The not real rust part is quite interesting, actually.

A couple of years ago I saw this segment on Better Homes and Gardens about special paint you could get that would look like metal and even reacts like metal (rusting, oxidizing, etc). It actually has metal in it!! I filed that little tid-bit away in my brain-vault for later use.

Fast forward to January this year, we had to fence our new country property because we have small children. I have never been a fan of gates. They are usually uninspiring and let down the whole house. There have been a couple that were great, but usually they were 10 ft high privacy gates. Not appropriate for a country town. My first choice was to get a couple of Sunshine Replica gates made ……until I got a quote. Eeeek.

Back to the drawing board. I wanted rusted metal gates with awesome cut-outs that didn’t weigh too much and weren’t too expensive. Quite the list of wants, eh? Then I remembered the metal effects paint and from there it was relatively easy sailing.

We got basic farm gate frames made. The wood we attached to the frame to make it look pretty is called “Weathertex”. It is some kind of particle board that is used to make outdoor signage. Unlike MDF, it will not swell up and go crazy when you add water. It isn’t as cheap as MDF, but at $50 for a 120cm x 120cm sheet (for the little gate) I thought it was pretty good. I bought a whole heap of saddle brackets to attach it to the metal gate frame without having to actually drill into metal. They worked a treat.
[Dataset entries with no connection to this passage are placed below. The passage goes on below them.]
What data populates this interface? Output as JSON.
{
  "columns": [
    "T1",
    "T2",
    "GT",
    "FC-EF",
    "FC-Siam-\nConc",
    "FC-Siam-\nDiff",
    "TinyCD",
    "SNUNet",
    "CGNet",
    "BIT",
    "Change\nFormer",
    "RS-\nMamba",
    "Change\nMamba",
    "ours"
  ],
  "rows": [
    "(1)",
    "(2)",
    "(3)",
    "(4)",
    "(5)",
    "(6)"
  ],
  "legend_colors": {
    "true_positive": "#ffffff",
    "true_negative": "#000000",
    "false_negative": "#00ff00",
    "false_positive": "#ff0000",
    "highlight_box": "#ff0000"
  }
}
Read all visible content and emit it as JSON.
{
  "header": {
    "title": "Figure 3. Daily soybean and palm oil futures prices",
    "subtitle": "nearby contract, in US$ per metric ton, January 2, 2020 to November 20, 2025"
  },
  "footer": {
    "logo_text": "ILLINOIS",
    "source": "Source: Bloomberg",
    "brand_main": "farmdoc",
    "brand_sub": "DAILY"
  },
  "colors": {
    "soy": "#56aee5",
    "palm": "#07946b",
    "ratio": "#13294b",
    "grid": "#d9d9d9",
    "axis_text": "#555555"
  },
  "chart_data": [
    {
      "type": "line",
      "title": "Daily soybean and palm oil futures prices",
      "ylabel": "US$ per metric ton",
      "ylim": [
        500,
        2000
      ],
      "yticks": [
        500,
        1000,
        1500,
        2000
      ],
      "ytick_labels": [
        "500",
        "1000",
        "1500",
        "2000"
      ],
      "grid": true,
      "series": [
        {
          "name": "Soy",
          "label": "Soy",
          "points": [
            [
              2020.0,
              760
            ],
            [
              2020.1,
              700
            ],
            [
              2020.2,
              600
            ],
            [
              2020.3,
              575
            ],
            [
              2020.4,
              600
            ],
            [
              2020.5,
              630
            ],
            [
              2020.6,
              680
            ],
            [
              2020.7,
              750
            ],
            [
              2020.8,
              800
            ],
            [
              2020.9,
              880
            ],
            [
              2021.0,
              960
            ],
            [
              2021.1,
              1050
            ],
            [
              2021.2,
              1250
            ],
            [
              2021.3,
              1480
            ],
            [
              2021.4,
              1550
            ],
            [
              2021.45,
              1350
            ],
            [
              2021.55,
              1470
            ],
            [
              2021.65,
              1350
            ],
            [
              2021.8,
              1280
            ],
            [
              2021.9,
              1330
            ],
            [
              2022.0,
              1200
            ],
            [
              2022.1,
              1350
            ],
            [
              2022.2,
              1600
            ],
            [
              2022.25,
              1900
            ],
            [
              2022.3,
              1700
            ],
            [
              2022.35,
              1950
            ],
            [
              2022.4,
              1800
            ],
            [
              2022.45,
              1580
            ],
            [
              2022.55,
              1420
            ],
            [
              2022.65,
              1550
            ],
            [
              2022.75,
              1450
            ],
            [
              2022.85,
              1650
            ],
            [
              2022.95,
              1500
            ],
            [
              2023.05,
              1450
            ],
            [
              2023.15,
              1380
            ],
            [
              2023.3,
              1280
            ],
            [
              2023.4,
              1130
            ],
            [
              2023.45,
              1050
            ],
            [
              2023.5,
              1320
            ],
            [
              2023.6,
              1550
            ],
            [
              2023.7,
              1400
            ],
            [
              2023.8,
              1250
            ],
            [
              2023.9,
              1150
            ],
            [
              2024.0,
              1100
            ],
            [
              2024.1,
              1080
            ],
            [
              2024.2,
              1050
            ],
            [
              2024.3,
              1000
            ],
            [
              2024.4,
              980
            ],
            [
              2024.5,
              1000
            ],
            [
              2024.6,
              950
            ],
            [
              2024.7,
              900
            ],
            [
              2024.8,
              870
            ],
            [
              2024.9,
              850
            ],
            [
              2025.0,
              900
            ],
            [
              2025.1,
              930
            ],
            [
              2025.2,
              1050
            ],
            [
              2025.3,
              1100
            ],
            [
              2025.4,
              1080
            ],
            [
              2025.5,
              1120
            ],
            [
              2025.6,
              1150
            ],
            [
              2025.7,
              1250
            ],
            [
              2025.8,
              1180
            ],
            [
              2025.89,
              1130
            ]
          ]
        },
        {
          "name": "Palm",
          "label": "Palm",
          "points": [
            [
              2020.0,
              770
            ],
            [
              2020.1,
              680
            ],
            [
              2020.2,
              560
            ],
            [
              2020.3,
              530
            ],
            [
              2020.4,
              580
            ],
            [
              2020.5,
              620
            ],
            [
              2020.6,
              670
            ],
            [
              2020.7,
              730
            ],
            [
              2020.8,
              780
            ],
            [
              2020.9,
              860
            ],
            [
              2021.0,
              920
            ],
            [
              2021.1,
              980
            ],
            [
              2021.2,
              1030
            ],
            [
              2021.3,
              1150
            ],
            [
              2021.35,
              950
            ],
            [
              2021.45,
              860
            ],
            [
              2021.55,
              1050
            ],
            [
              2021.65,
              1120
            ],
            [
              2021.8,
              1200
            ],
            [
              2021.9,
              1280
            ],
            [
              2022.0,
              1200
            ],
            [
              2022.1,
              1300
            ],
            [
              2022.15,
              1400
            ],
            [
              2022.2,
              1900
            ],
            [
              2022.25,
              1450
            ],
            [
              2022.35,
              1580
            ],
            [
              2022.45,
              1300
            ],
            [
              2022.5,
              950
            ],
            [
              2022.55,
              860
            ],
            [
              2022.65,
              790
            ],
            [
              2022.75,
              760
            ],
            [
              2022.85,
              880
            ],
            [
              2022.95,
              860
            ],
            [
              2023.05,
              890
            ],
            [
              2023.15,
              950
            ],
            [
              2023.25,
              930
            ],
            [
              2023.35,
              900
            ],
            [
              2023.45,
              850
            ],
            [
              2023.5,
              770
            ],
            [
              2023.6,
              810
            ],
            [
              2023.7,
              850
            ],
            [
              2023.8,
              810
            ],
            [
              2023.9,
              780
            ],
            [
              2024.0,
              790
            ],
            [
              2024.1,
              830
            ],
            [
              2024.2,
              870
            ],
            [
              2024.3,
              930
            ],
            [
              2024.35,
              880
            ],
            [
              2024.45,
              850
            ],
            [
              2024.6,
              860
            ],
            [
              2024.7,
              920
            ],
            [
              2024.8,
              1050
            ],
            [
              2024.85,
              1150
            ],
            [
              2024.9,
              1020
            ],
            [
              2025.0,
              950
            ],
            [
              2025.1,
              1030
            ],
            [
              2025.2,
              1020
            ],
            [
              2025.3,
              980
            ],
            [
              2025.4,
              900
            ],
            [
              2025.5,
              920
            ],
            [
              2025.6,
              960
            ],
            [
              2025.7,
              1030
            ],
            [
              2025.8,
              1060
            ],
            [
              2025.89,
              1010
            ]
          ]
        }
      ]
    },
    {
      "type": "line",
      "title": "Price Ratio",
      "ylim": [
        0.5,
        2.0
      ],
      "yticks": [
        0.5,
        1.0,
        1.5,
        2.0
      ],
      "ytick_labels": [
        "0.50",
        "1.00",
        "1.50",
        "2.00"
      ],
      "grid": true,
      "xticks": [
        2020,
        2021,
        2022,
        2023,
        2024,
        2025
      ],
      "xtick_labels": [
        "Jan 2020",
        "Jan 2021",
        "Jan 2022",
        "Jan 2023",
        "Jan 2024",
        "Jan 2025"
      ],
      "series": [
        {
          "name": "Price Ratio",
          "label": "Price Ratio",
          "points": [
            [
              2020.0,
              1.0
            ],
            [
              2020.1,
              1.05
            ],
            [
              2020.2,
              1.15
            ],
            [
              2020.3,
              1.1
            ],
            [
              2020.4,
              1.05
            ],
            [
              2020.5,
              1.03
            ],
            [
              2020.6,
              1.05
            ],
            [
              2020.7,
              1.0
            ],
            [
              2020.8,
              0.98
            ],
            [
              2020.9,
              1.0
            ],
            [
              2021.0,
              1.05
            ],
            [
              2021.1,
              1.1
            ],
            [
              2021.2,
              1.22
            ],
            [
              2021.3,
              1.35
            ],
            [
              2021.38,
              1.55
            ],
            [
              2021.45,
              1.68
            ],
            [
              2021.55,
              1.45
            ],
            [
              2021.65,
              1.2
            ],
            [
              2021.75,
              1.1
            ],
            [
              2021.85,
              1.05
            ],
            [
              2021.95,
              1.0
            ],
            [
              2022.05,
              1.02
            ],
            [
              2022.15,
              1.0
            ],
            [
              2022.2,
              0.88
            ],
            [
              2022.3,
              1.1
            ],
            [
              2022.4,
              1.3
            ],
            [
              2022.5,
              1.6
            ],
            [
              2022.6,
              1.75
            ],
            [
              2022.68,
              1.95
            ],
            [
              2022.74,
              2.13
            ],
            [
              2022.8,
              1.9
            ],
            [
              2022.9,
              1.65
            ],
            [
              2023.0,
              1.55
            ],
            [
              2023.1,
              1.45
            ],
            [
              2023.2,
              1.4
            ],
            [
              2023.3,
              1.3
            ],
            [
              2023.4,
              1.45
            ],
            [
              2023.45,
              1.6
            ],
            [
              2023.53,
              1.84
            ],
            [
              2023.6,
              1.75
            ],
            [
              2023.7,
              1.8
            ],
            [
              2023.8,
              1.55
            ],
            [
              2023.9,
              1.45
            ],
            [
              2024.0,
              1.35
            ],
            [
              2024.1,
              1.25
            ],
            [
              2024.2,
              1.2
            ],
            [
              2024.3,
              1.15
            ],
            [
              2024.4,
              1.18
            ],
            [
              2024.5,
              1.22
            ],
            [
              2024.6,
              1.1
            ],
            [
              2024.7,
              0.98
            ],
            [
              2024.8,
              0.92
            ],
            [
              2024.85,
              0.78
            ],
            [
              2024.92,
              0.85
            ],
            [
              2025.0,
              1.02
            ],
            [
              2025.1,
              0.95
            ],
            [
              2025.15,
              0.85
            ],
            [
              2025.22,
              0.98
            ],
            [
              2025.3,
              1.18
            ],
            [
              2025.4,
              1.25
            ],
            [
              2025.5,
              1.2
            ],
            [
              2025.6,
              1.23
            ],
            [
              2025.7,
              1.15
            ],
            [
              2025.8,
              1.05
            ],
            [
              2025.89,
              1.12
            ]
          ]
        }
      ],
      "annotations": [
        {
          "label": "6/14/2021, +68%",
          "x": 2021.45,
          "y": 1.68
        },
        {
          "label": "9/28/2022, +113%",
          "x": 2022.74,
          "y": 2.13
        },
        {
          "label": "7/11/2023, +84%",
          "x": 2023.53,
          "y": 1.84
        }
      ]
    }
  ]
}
Dulux Design Rust base paint is not cheap. About $90 for a litre. You then have to use Dulux Design rust solution to get the rust happening. That one is $30 for 500ml. It is expensive, but you have to keep in mind how much using actual metal costs. But not only that, metal isn’t easy to work with and isn’t always practical (it’s heavy!!). The one that did annoy me a bit and I’m not entirely sure if there were other options that were cheaper, was the sealant I needed to put on after the rust effect was to my liking. The sealing process is important- it stops the paint from rusting more and rust run-off getting onto surrounding items (like a deck or paving) and it also stops the paint chipping off (I latched my gate before sealing it and the chain chipped off some paint!!). The one suggested on the back of the paint tin was Intergrain UltraClear. It is water based which means great cleaning up, but it only comes in 4 litre tins which cost about $140!! The guy in the shop assured me I would use it all over the years as it won’t go bad and you do need to reseal outdoor items every couple of years.


1. You need to do a primer/sealer before using the Rust Base Paint. I suggest using a dark colour like brown or black. I used white and you can see little spots I missed with the Rust paint. It does not cover that well (you can see what I mean in Dulux’s vid) and you end up doing a few coats. That’s ok, but I think you would feel less stressed if you base coat was more of a rusty colour to begin with.

2. The Rust Solution says to use a brush. I Googled the matter and came up with a YouTube vid giving tips about applying this stuff using a sprayer and then doing light brush strokes after to add a bit of texture. This worked well and I felt like I wasn’t wasting the solution.

3. Do a few coats of rust solution over a few days. Every couple of hours, go out and do a bit of spraying with regular water. It helps the rusting along and adds texture. I sprayed more water on the areas that I wanted to stand out (like the house number etc). Be careful of drip marks. I like a bit of drippy stuff, but some people don’t.

4. Remember that when you put the sealant on the colours will darken a bit, look a bit more like they do when it is wet. Keep that in mind when you think your rust has reached the perfect rusty colour you were hoping for.